This earthy soup is perfect for taking advantage of autumn’s bounty of fresh wild mushrooms. In French, this delightfully rich soup would be called a Crème Agnès Sorel or Velouté de champignons.
Because it’s so creamy and rich I serve it as a luxurious special occasion soup in small cups, or even as an amuse-bouche or palate-tickler in even smaller cups or glasses before the first course.
This is an adaptation of a recipe from a book called Le meilleur de la cuisine française in the “Saveurs et Terroirs” series by Hachette. It might seem fussy to cook the mushrooms without the stock for 20 minutes, and you will be tempted to skip step 4. Please don’t! The mushrooms need this butter-braising process to really bring out their best flavour. And the result? You won’t regret it!
- 5 medium shallots (about 5 ounces or 140 g), peeled
- About 5 medium (3½ ounces or 100 g) button mushrooms, washed and drained
- About 12 (3½ ounces or 100 g) shiitake mushrooms, stemmed (you can save the stems for the stock pot!)
- About 3 (7 ounces or 200 g) cep or porcini mushrooms (you can also use cremini, or any type of wild mushroom you find at the market)
- 2 tablespoons (30 g) butter
- 2½ cups (600 ml) chicken stock, room temperature
- 1½ teaspoons fine sea salt
- A few twists of the pepper mill
- 1¼ cups (300 g) heavy cream
1Finely slice the shallots. Wash the button mushrooms in a bowl of cold water, lifting them out to leave the dirt which has sunk to the bottom.
2Clean the wild mushrooms with a damp cloth, wiping away the soil and/or leaves.
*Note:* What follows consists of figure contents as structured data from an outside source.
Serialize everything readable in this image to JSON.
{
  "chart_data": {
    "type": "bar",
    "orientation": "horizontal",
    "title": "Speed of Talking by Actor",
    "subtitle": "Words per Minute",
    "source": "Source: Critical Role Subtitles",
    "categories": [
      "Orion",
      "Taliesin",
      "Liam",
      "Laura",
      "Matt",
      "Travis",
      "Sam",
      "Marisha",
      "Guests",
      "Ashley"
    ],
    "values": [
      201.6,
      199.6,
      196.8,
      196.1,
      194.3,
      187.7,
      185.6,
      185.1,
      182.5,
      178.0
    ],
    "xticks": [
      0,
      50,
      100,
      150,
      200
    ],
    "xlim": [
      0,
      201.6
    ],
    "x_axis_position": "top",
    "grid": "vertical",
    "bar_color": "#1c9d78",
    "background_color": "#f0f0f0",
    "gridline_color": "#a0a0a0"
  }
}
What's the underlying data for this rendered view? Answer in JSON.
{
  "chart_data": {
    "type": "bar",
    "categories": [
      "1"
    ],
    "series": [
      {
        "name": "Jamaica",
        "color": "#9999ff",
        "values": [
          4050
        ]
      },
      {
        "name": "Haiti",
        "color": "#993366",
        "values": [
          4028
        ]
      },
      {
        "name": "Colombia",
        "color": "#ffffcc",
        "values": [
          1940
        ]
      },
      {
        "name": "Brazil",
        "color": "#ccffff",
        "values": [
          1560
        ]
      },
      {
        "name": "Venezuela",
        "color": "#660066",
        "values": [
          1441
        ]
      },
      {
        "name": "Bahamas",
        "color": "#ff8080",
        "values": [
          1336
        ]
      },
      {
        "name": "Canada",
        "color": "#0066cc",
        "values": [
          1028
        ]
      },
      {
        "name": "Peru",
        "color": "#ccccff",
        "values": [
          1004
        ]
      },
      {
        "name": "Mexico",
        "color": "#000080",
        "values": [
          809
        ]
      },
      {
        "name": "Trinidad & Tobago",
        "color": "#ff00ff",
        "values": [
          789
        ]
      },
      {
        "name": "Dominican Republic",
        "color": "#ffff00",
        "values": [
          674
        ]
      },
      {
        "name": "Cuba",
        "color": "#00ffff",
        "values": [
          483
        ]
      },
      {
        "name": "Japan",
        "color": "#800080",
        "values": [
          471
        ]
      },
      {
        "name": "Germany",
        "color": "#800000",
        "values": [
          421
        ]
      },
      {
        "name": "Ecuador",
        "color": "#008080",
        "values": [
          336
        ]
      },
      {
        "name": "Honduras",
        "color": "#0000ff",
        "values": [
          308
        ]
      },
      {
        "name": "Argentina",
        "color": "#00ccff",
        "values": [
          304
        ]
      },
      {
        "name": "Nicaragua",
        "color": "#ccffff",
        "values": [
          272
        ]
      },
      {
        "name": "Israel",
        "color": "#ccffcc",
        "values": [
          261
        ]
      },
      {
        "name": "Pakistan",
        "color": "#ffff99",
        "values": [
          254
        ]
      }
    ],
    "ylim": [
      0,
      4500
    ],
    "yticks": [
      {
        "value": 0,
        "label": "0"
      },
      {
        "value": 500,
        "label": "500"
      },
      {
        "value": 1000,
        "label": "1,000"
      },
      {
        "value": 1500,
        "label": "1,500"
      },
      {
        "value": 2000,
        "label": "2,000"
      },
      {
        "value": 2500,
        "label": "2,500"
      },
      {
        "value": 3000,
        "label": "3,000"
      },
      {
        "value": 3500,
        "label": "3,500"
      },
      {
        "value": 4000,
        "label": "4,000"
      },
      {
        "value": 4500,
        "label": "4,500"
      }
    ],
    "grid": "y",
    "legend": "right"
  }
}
Reserving a few of the best-looking mushrooms (your choice) for the julienne garnish, slice all the mushrooms finely.
3Melt 1½ tablespoons of the butter over medium heat in a large soup pot. Turn the heat down to medium-low, and cook the shallots until they are very lightly browned, about 6-7 minutes, stirring frequently.
4Add all the mushrooms to the pot, cover, and cook over low heat for 20-25 minutes.
5Add the chicken stock, salt, and pepper. Bring to the boil over medium-high heat, then simmer over low heat, covered, for 20 minutes more.
6In the meantime, julienne the reserved mushrooms, and sauté them over medium heat in the remaining butter for about 3 minutes.
7Finally, add the cream to the soup, bring to the boil again, and simmer on low heat again, this time uncovered, for 15 minutes.
8Remove from the heat, and purée the soup using a wand mixer. Taste, season, and serve in small bouillon cups or small bowls. Decorate with the sautéed mushroom strips. Bon app’!